The Securities and Exchange Commission and the Commodity Futures Trading Commission were investigating but on the day after, there were more questions than answers:
• Did a single trader mistakenly punch in the wrong number of shares when making a sell order, maybe mistyping "billion" instead of "million" and setting off a market-wide panic that at one point pulled the Dow down almost 1,000 points?
• Did high-speed computerized trading systems that are supposed to make markets work smoothly go haywire, sending stocks into a nosedive?
• Most important to anyone with money in the stock market: Could it happen again?
Maybe the scariest part was that no one could unravel what happened. That left executives at the major stock exchanges pointing fingers at each other, and the public wondering if the hidden world of high-frequency, computerized trading that fed the panic posed a threat to their 401(k)s.
"It could be awhile before they figure it out because they have to sift through everything trade by trade," said San Diego State University finance professor Dan Seiver, who has followed the markets for 52 years. "And humans are a lot slower than machines."
Thursday's trading was enough to stir fear among even the most seasoned market veterans.
The Dow had already fallen nearly 400 points by around 2:40 p.m. Yet the damage only got worse. The Dow tumbled 600 points in seven minutes, giving it a record one-day loss of 998.50, or 9.2 percent. Minutes later, the index inexplicably turned up again, erasing most of the losses.
Among the hardest-hit: Procter & Gamble and 3M, whose stocks are among the highest-priced of the 30 stocks in the Dow industrials average.
On Thursday, at 2:42 p.m., P&G was trading at $61.73. Within seven minutes, it fell 36 percent. That drop alone accounted for 169 of the nearly 500 points that the Dow lost during the same time.
Similarly, 3M shares, which fell 17 percent from $83.38, took another 109 points off the Dow.

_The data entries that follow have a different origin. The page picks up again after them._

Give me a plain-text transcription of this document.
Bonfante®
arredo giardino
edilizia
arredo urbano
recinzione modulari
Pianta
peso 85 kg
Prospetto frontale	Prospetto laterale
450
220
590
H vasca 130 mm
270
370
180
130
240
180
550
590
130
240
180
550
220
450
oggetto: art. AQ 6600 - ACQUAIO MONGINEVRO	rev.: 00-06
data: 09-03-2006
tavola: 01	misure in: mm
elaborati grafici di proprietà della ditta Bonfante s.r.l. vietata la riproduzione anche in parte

How did it happen? Speculation on trading floors initially centered on a computerized selloff possibly caused by a typographical error. One theory was that a trader trying to sell millions of shares accidentally sold billions, a move that would have triggered a wave of automatic selling.
The SEC is poring through trading data containing millions of transactions to try to identify what might have caused the disruption, according to two people familiar with the matter.
On Capitol Hill yesterday, Sens. Ted Kaufman, D-Del., and Mark Warner, D-Va., called for the SEC and the Commodity Futures Trading Commission to conduct a thorough study of high-frequency trading and other tools that move markets in milliseconds.
"We saw a living, breathing, real-time example today of the potential catastrophe that takes place if we don't have an ability to make sure we adequately use this technology," Warner said late Thursday.
"Right now, there is no way to know what is happening in this marketplace," Kaufman said.
One theory was that high-frequency traders pulled out of the market completely during the drop, which might have sent the markets even lower because there were only sellers and no buyers.
But Jeff Wecker, chief executive of Lime Brokerage, which caters to more than 100 high-frequency trading firms, said his clients traded more — not less — during the steepest drop.
"They're the reason the market rebounded as rapidly as it did," he said.